On March 6, governing board member Alan Friedman, a science and museum consultant from New York who is working on the tech literacy test for NAGB, talked about how the board is going about that task. A prime challenge is developing a definition that will stand the test of time, Friedman said, so that the test is not outdated within a few years after it's been unveiled.
The significance for us, of course, is that we need to do the same to assess the 21st century skills of the Iowa Core. Friedman's words are true; we can't redo the test every year to meet the realities of changing technology.
What concerns me is that, with NAEP entering this territory, other publishers including Riverside could follow. And, we cannot settle for standardized bubble tests, despite the trend.

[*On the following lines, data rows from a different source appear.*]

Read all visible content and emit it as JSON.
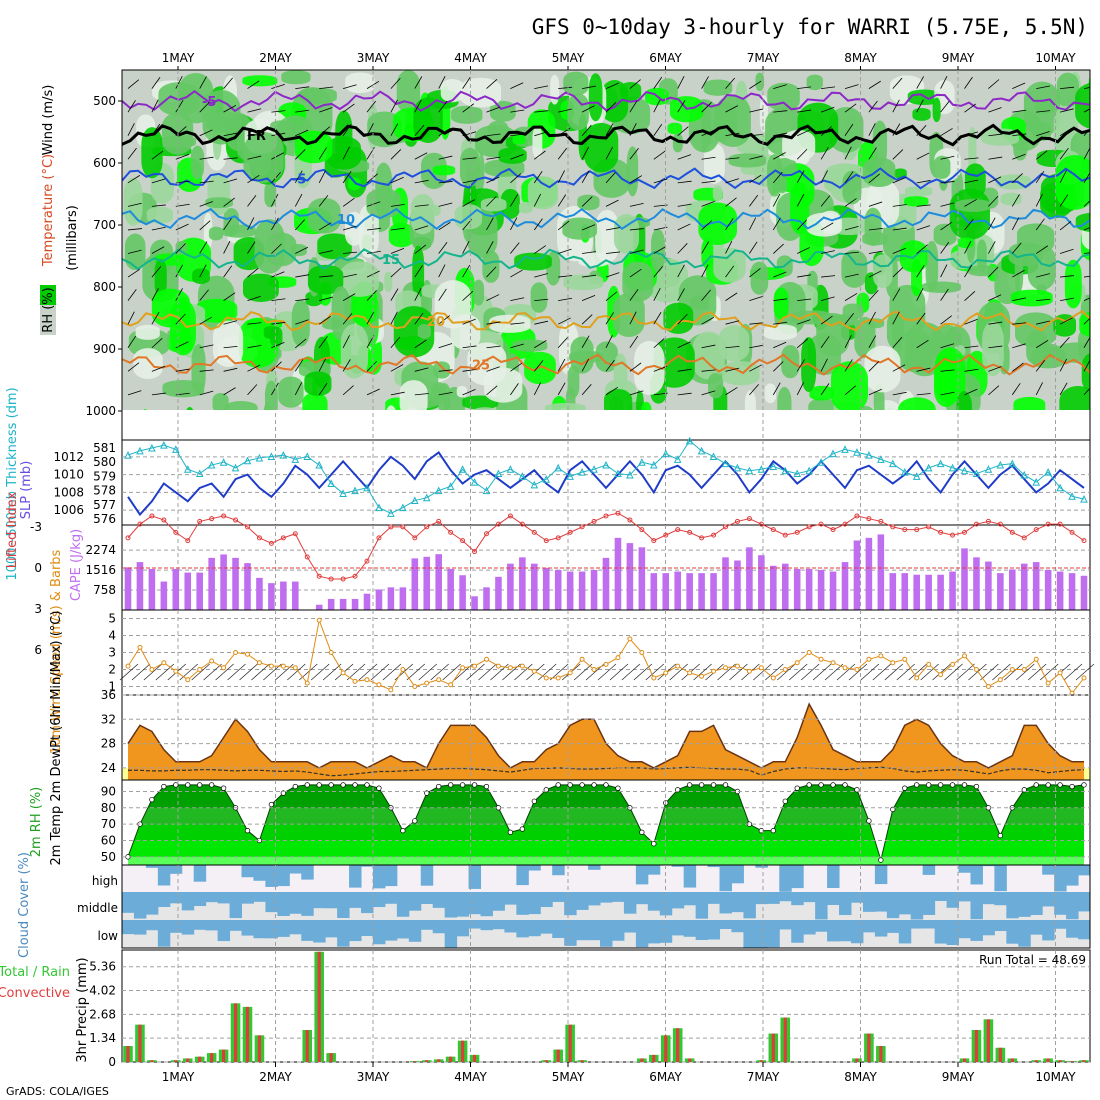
{
  "header": {
    "title": "GFS 0~10day 3-hourly for WARRI (5.75E, 5.5N)",
    "footer": "GrADS: COLA/IGES"
  },
  "colors": {
    "frame": "#000000",
    "grid": "#a0a0a0",
    "green_dark": "#00cc00",
    "green_bright": "#00ff00",
    "green_mid": "#64c864",
    "grey_green": "#c8d2c8",
    "pale_green": "#e6f0e6",
    "slp": "#1e3cc8",
    "thickness": "#1eb4c8",
    "lifted": "#e03c3c",
    "cape": "#c06ef0",
    "wind": "#e08c14",
    "temp_fill": "#f0961e",
    "temp_hot": "#f05a00",
    "temp_low": "#ffff96",
    "cloud": "#6cacd8",
    "cloud_bg": "#e6e6e6",
    "rain_total": "#32c832",
    "rain_conv": "#e03c3c"
  },
  "chart_data": [
    {
      "type": "heatmap",
      "panel": "upper-air",
      "title": "GFS 0~10day 3-hourly for WARRI (5.75E, 5.5N)",
      "legend_labels": [
        "RH (%)",
        "Temperature (°C)",
        "Wind (m/s)"
      ],
      "ylabel": "(millibars)",
      "y_ticks": [
        500,
        600,
        700,
        800,
        900,
        1000
      ],
      "ylim": [
        450,
        1000
      ],
      "x_ticks": [
        "1MAY",
        "2MAY",
        "3MAY",
        "4MAY",
        "5MAY",
        "6MAY",
        "7MAY",
        "8MAY",
        "9MAY",
        "10MAY"
      ],
      "contours": [
        {
          "label": "-5",
          "level_mb": 500,
          "color": "#8c28c8"
        },
        {
          "label": "FR",
          "level_mb": 555,
          "color": "#000000"
        },
        {
          "label": "-5",
          "level_mb": 625,
          "color": "#1e50dc"
        },
        {
          "label": "10",
          "level_mb": 690,
          "color": "#1e8cdc"
        },
        {
          "label": "15",
          "level_mb": 755,
          "color": "#14b48c"
        },
        {
          "label": "20",
          "level_mb": 855,
          "color": "#e0a01e"
        },
        {
          "label": "25",
          "level_mb": 925,
          "color": "#e07828"
        }
      ]
    },
    {
      "type": "line",
      "panel": "slp-thickness",
      "ylabel_left": "1000~500mb Thickness (dm)",
      "ylabel_right": "SLP (mb)",
      "left_ticks": [
        576,
        577,
        578,
        579,
        580,
        581
      ],
      "right_ticks": [
        1006,
        1008,
        1010,
        1012
      ],
      "series": [
        {
          "name": "SLP (mb)",
          "values": [
            1007.5,
            1005.5,
            1007.0,
            1009.0,
            1008.0,
            1007.0,
            1008.5,
            1009.0,
            1007.5,
            1009.5,
            1010.0,
            1008.5,
            1007.5,
            1009.0,
            1011.0,
            1010.0,
            1008.5,
            1010.0,
            1011.5,
            1010.0,
            1008.5,
            1010.5,
            1012.0,
            1011.0,
            1009.5,
            1011.5,
            1012.5,
            1010.5,
            1009.0,
            1010.0,
            1010.5,
            1009.5,
            1008.5,
            1009.5,
            1010.5,
            1009.0,
            1008.0,
            1010.5,
            1011.5,
            1010.0,
            1008.5,
            1010.0,
            1011.5,
            1010.0,
            1008.0,
            1010.5,
            1011.0,
            1010.0,
            1008.5,
            1010.0,
            1011.5,
            1010.0,
            1008.0,
            1009.5,
            1011.5,
            1010.5,
            1009.0,
            1010.0,
            1011.5,
            1010.0,
            1008.5,
            1010.5,
            1011.0,
            1010.0,
            1009.0,
            1010.0,
            1011.5,
            1009.5,
            1008.0,
            1010.0,
            1011.5,
            1010.0,
            1008.5,
            1010.0,
            1011.0,
            1009.5,
            1008.0,
            1009.0,
            1010.5,
            1009.5,
            1008.5
          ]
        },
        {
          "name": "1000~500mb Thickness (dm)",
          "values": [
            580.5,
            580.8,
            581.0,
            581.2,
            580.9,
            579.5,
            579.2,
            579.8,
            580.0,
            579.6,
            580.1,
            580.3,
            580.4,
            580.5,
            580.2,
            580.4,
            579.8,
            578.5,
            577.8,
            578.0,
            578.2,
            576.8,
            576.4,
            576.8,
            577.3,
            577.5,
            578.0,
            578.3,
            579.5,
            578.6,
            578.0,
            579.2,
            579.5,
            579.0,
            578.4,
            578.8,
            579.6,
            579.0,
            579.3,
            579.5,
            579.8,
            579.2,
            579.1,
            580.0,
            579.8,
            580.6,
            580.2,
            581.5,
            580.8,
            580.4,
            579.9,
            579.6,
            579.4,
            579.5,
            579.7,
            579.4,
            579.2,
            579.4,
            580.0,
            580.6,
            580.9,
            580.7,
            580.5,
            580.2,
            579.9,
            579.3,
            579.0,
            579.6,
            579.9,
            579.6,
            579.4,
            579.2,
            579.5,
            579.8,
            579.9,
            579.1,
            578.6,
            579.3,
            578.2,
            577.6,
            577.4
          ]
        }
      ]
    },
    {
      "type": "bar",
      "panel": "cape-lifted",
      "ylabel_left": "Lifted Index",
      "ylabel_right": "CAPE (J/kg)",
      "left_ticks": [
        -3,
        0,
        3,
        6
      ],
      "right_ticks": [
        758,
        1516,
        2274
      ],
      "series": [
        {
          "name": "CAPE (J/kg)",
          "values": [
            1620,
            1820,
            1560,
            1080,
            1560,
            1420,
            1420,
            1980,
            2110,
            1980,
            1780,
            1220,
            1020,
            1080,
            1080,
            0,
            200,
            420,
            420,
            420,
            620,
            780,
            860,
            860,
            1960,
            2020,
            2120,
            1560,
            1320,
            520,
            860,
            1260,
            1760,
            2000,
            1760,
            1600,
            1520,
            1460,
            1460,
            1520,
            1980,
            2740,
            2540,
            2380,
            1400,
            1400,
            1460,
            1400,
            1400,
            1400,
            2000,
            1880,
            2380,
            2080,
            1680,
            1760,
            1560,
            1560,
            1520,
            1460,
            1820,
            2640,
            2740,
            2870,
            1400,
            1400,
            1340,
            1340,
            1340,
            1460,
            2340,
            2000,
            1840,
            1400,
            1540,
            1760,
            1820,
            1520,
            1460,
            1400,
            1300
          ]
        },
        {
          "name": "Lifted Index",
          "values": [
            -2.2,
            -3.2,
            -3.8,
            -3.5,
            -2.6,
            -2.0,
            -3.4,
            -3.6,
            -3.8,
            -3.5,
            -3.0,
            -2.2,
            -1.8,
            -2.2,
            -2.5,
            -0.8,
            0.6,
            0.8,
            0.8,
            0.6,
            -0.5,
            -2.2,
            -3.0,
            -3.0,
            -2.2,
            -3.0,
            -3.4,
            -2.6,
            -2.0,
            -1.2,
            -2.5,
            -3.2,
            -3.8,
            -3.2,
            -2.6,
            -2.0,
            -2.2,
            -2.6,
            -3.0,
            -3.4,
            -3.8,
            -4.0,
            -3.5,
            -2.8,
            -2.0,
            -2.4,
            -2.8,
            -2.6,
            -2.2,
            -2.4,
            -3.0,
            -3.4,
            -3.6,
            -3.2,
            -2.8,
            -2.4,
            -2.6,
            -3.0,
            -3.2,
            -2.8,
            -3.2,
            -3.8,
            -3.6,
            -3.4,
            -3.0,
            -2.8,
            -2.8,
            -3.0,
            -2.6,
            -2.4,
            -2.6,
            -3.2,
            -3.4,
            -3.2,
            -2.6,
            -2.2,
            -2.8,
            -3.2,
            -3.2,
            -2.6,
            -2.0
          ]
        }
      ]
    },
    {
      "type": "line",
      "panel": "wind10m",
      "ylabel": "10m Wind Speed (m/s) & Barbs",
      "y_ticks": [
        1,
        2,
        3,
        4,
        5
      ],
      "ylim": [
        0.5,
        5.5
      ],
      "series": [
        {
          "name": "10m Wind Speed (m/s)",
          "values": [
            2.2,
            3.3,
            2.0,
            2.4,
            1.9,
            1.4,
            2.0,
            2.5,
            2.1,
            3.0,
            2.9,
            2.4,
            2.2,
            2.2,
            2.1,
            1.2,
            4.9,
            3.0,
            1.8,
            1.3,
            1.4,
            1.1,
            0.8,
            2.0,
            1.0,
            1.2,
            1.4,
            1.1,
            2.1,
            2.2,
            2.6,
            2.2,
            2.1,
            2.2,
            1.9,
            1.5,
            1.5,
            1.8,
            2.6,
            2.0,
            2.3,
            2.7,
            3.8,
            3.0,
            1.5,
            1.8,
            2.2,
            1.8,
            1.6,
            1.9,
            2.1,
            2.2,
            1.9,
            2.1,
            1.5,
            2.0,
            2.4,
            3.0,
            2.6,
            2.4,
            2.1,
            2.0,
            2.6,
            2.8,
            2.4,
            2.6,
            1.5,
            2.3,
            1.7,
            2.3,
            2.8,
            2.0,
            1.0,
            1.4,
            2.0,
            2.0,
            2.6,
            1.2,
            1.8,
            0.6,
            1.5
          ]
        }
      ]
    },
    {
      "type": "area",
      "panel": "temp2m",
      "ylabel": "2m Temp 2m DewPt (6hr Min/Max) (°C)",
      "y_ticks": [
        24,
        28,
        32,
        36
      ],
      "ylim": [
        22,
        36
      ],
      "series": [
        {
          "name": "2m Temp",
          "values": [
            28,
            31,
            30,
            27,
            25,
            25,
            25,
            26,
            29,
            32,
            30,
            27,
            25,
            25,
            25,
            25,
            24,
            25,
            25,
            25,
            24,
            25,
            26,
            25,
            25,
            24,
            28,
            31,
            31,
            31,
            29,
            26,
            24,
            25,
            25,
            27,
            28,
            31,
            32,
            32,
            28,
            26,
            25,
            25,
            24,
            25,
            26,
            30,
            30,
            31,
            27,
            26,
            25,
            24,
            25,
            25,
            29,
            34.5,
            31,
            27,
            26,
            25,
            25,
            25,
            27,
            31,
            32,
            31,
            28,
            26,
            25,
            25,
            24,
            25,
            26,
            31,
            31,
            28,
            26,
            25,
            25
          ]
        },
        {
          "name": "2m DewPt",
          "values": [
            23.6,
            23.6,
            23.5,
            23.5,
            23.6,
            23.6,
            23.7,
            23.7,
            23.6,
            23.5,
            23.6,
            23.6,
            23.5,
            23.4,
            23.5,
            23.3,
            23.0,
            22.7,
            22.8,
            23.0,
            23.2,
            23.4,
            23.4,
            23.5,
            23.6,
            23.7,
            23.8,
            23.9,
            23.9,
            23.8,
            23.7,
            23.5,
            23.3,
            23.6,
            23.9,
            23.9,
            24.0,
            23.9,
            23.8,
            23.8,
            23.9,
            24.0,
            24.0,
            24.0,
            23.8,
            23.9,
            24.0,
            24.1,
            24.0,
            23.9,
            23.8,
            23.8,
            23.6,
            22.8,
            23.4,
            23.8,
            24.0,
            24.0,
            23.9,
            23.8,
            23.7,
            23.9,
            24.0,
            24.1,
            23.9,
            23.5,
            23.3,
            23.5,
            23.6,
            23.7,
            23.6,
            23.3,
            23.0,
            23.5,
            23.8,
            23.8,
            23.6,
            23.2,
            23.4,
            23.6,
            23.7
          ]
        }
      ]
    },
    {
      "type": "area",
      "panel": "rh2m",
      "ylabel": "2m RH (%)",
      "y_ticks": [
        50,
        60,
        70,
        80,
        90
      ],
      "ylim": [
        45,
        97
      ],
      "series": [
        {
          "name": "2m RH (%)",
          "values": [
            50,
            70,
            85,
            93,
            94,
            94,
            94,
            94,
            92,
            80,
            66,
            60,
            82,
            89,
            93,
            94,
            94,
            94,
            94,
            94,
            94,
            92,
            80,
            66,
            72,
            89,
            93,
            94,
            94,
            94,
            93,
            80,
            65,
            67,
            84,
            91,
            94,
            94,
            94,
            94,
            94,
            92,
            80,
            65,
            58,
            83,
            91,
            94,
            94,
            94,
            94,
            90,
            70,
            66,
            66,
            84,
            92,
            94,
            94,
            94,
            94,
            91,
            72,
            48,
            79,
            92,
            94,
            94,
            94,
            94,
            94,
            93,
            80,
            63,
            80,
            91,
            94,
            94,
            94,
            93,
            94
          ]
        }
      ]
    },
    {
      "type": "bar",
      "panel": "cloud",
      "ylabel": "Cloud Cover (%)",
      "rows": [
        "high",
        "middle",
        "low"
      ]
    },
    {
      "type": "bar",
      "panel": "precip",
      "ylabel": "3hr Precip (mm)",
      "legend_labels": [
        "Total / Rain",
        "Convective"
      ],
      "annotation": "Run Total = 48.69",
      "y_ticks": [
        0,
        1.34,
        2.68,
        4.02,
        5.36
      ],
      "ylim": [
        0,
        6.3
      ],
      "x_ticks": [
        "1MAY",
        "2MAY",
        "3MAY",
        "4MAY",
        "5MAY",
        "6MAY",
        "7MAY",
        "8MAY",
        "9MAY",
        "10MAY"
      ],
      "series": [
        {
          "name": "Total / Rain",
          "values": [
            0.9,
            2.1,
            0.1,
            0,
            0.1,
            0.2,
            0.3,
            0.5,
            0.7,
            3.3,
            3.1,
            1.5,
            0,
            0,
            0,
            1.8,
            6.2,
            0.5,
            0,
            0,
            0,
            0,
            0,
            0,
            0.05,
            0.1,
            0.15,
            0.3,
            1.2,
            0.4,
            0,
            0,
            0,
            0,
            0,
            0.1,
            0.7,
            2.1,
            0.1,
            0,
            0,
            0,
            0,
            0.2,
            0.4,
            1.5,
            1.9,
            0.2,
            0,
            0,
            0,
            0,
            0,
            0.1,
            1.6,
            2.5,
            0,
            0,
            0,
            0,
            0,
            0.2,
            1.6,
            0.9,
            0,
            0,
            0,
            0,
            0,
            0,
            0.2,
            1.8,
            2.4,
            0.8,
            0.2,
            0,
            0.1,
            0.2,
            0.1,
            0.05,
            0.1
          ]
        }
      ]
    }
  ]
}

Despite the name of the test, Friedman made it clear that goal of the NAEP tech literacy exam is not simply to test students' familiarity with computer products or features, or digital games. The goal is to evaluate their understanding of "interconnections among technologies," with technologies including processes from the designed world, he said. This could include not only computers but technology's relationship to processes such as metallurgy (in the manufacture of buildings, or individual products) or woven textile technology (used to make clothes and fabrics). Of course, computer technology is essential to many manufacturing processes today, noted Friedman, who was joined by Raizen in his presentation. But the point is that students need to have a broader grasp of technology that takes them beyond their computer keyboard, if they're to understand complex scientific issue today.
How does your school do with metallurgy/textile curriculum? Will headlines scream United States ranks even lower in technology compared to the rest of the world?